Bethesda announced in January that its upcoming subscription-based MMO The Elder Scrolls Online had received an M-for-Mature rating from the Entertainment Software Rating Board (ESRB), a determination the company did not agree with–despite every other recent entry in the series being M-rated–but would not challenge.

Now, the ESRB product description for The Elder Scrolls Online has been published publicly, giving insight into why the game earned an M-rating. The ESRB’s main content descriptors note that the game contains “Blood and Gore, Sexual Themes, Use of Alcohol, Violence.”

But it’s the ESRB’s complete ratings summary that sheds a better light on the M-rating. As you can read in the below text, The Elder Scrolls Online features sexual innuendo in its dialogue (“In his mind, she would be the sheath to every knight’s blade”), bloody depictions of severed heads, and drinking games that result in the character’s blurred vision and impaired speech.

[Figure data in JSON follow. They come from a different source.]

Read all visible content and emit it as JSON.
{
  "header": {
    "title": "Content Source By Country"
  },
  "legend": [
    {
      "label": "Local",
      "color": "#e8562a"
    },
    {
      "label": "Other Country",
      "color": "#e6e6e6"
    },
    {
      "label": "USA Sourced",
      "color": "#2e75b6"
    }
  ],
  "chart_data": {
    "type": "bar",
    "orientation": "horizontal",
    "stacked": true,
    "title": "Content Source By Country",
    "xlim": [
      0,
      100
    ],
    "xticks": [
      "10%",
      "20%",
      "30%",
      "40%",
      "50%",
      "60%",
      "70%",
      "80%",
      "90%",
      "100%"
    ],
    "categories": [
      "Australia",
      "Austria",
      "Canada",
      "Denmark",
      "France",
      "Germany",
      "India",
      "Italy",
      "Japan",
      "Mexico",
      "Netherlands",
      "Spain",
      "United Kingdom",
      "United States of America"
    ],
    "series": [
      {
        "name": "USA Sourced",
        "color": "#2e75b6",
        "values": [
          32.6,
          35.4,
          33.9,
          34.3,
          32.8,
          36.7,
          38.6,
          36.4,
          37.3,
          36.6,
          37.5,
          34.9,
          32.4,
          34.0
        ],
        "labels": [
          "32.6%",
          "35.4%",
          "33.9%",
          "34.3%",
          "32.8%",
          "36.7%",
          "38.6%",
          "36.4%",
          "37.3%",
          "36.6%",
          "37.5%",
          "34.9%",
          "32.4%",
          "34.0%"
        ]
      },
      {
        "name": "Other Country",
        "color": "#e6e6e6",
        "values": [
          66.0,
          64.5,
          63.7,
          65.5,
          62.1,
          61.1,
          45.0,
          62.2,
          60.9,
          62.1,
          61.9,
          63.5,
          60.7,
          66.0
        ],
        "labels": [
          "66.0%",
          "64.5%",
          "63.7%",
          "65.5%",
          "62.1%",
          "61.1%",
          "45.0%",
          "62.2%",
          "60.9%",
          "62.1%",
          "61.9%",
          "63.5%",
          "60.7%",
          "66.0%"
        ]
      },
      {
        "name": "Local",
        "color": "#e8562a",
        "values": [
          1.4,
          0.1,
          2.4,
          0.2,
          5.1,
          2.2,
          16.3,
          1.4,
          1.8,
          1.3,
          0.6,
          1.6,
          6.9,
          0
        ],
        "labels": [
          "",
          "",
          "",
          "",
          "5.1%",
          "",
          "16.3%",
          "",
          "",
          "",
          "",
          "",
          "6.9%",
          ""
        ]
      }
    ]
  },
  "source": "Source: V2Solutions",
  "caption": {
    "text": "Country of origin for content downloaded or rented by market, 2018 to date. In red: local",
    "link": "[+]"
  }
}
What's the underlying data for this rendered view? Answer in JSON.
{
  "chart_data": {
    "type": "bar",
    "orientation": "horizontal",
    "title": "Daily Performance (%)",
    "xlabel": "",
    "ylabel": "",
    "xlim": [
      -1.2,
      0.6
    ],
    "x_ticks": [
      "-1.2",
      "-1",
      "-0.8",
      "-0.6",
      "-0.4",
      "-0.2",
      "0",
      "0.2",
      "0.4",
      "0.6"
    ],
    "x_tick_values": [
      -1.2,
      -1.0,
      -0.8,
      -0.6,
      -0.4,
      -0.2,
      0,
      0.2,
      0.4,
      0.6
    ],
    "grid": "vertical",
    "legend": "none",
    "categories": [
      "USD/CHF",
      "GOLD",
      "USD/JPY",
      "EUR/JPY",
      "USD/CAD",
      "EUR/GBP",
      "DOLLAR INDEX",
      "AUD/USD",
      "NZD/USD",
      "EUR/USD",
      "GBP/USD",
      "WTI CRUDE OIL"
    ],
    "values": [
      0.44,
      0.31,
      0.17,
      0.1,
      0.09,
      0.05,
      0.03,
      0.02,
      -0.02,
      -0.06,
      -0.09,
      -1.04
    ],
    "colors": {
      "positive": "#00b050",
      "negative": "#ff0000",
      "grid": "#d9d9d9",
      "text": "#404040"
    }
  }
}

This is a multiplayer online role-playing game in which players assume the role of a warrior in the fantastical world of Nirn. As players explore open-world environments, they can perform various quests and complete tasks. Characters use swords, arrows, axes, and magic attacks (e.g., lightning, fire attacks) to kill human-like and fantastical enemies (e.g., orcs, demons, giant insects). Players engage in melee-style combat, hacking and slashing at various enemies; battles are highlighted by cries of pain, impact sounds, and blood splashes. Some sequences depict large amounts of blood streaming up-close as vampires attack/feed on characters. In some quests players have the ability to mount creatures’ severed heads onto pikes; some environments depict corpse piles or skeletons hanging from torture devices. Text descriptions or dialogue sometimes contain references to sexual material and/or innuendo (e.g., “She…raped the men as cruelly as Bal had ravished her”; “In his mind, she would be the sheath to every knight’s blade”; “No sweetmeat for you”; But it is huge! It could take me all night!”). During the course of the game, alcohol (i.e., wine, mead, ale) can be purchased and consumed by the central character; one sequence prompts players to engage in a drinking contest, resulting in the central character’s blurred vision/slurred speech.

The ESRB rating also mentions that because The Elder Scrolls Online is an online-focused game, players are likely to be exposed to user-generated content that cannot be rated.

Bethesda said in January that it will not challenge the rating or change the game’s content to achieve a different rating. “The game we have created is the one we want our fans to be able to play,” Bethesda said at the time.

It’s unlikely that Bethesda is sweating the rating too heavily. After all, the last Elder Scrolls game–The Elder Scrolls V: Skyrim–also received an M-rating and went on to sell more than 20 million copies. Still, for concerned parents, the M-rating might be the key decision factor in buying the game or not.

The Elder Scrolls Online launches for PC and Mac on April 4, with a release for Xbox One and PlayStation 4 to follow in June 2014. The game carries a $15/month subscription. On PS4, the game will not require PlayStation Plus, but the Xbox One version will mandate that players have an Xbox Live Gold account.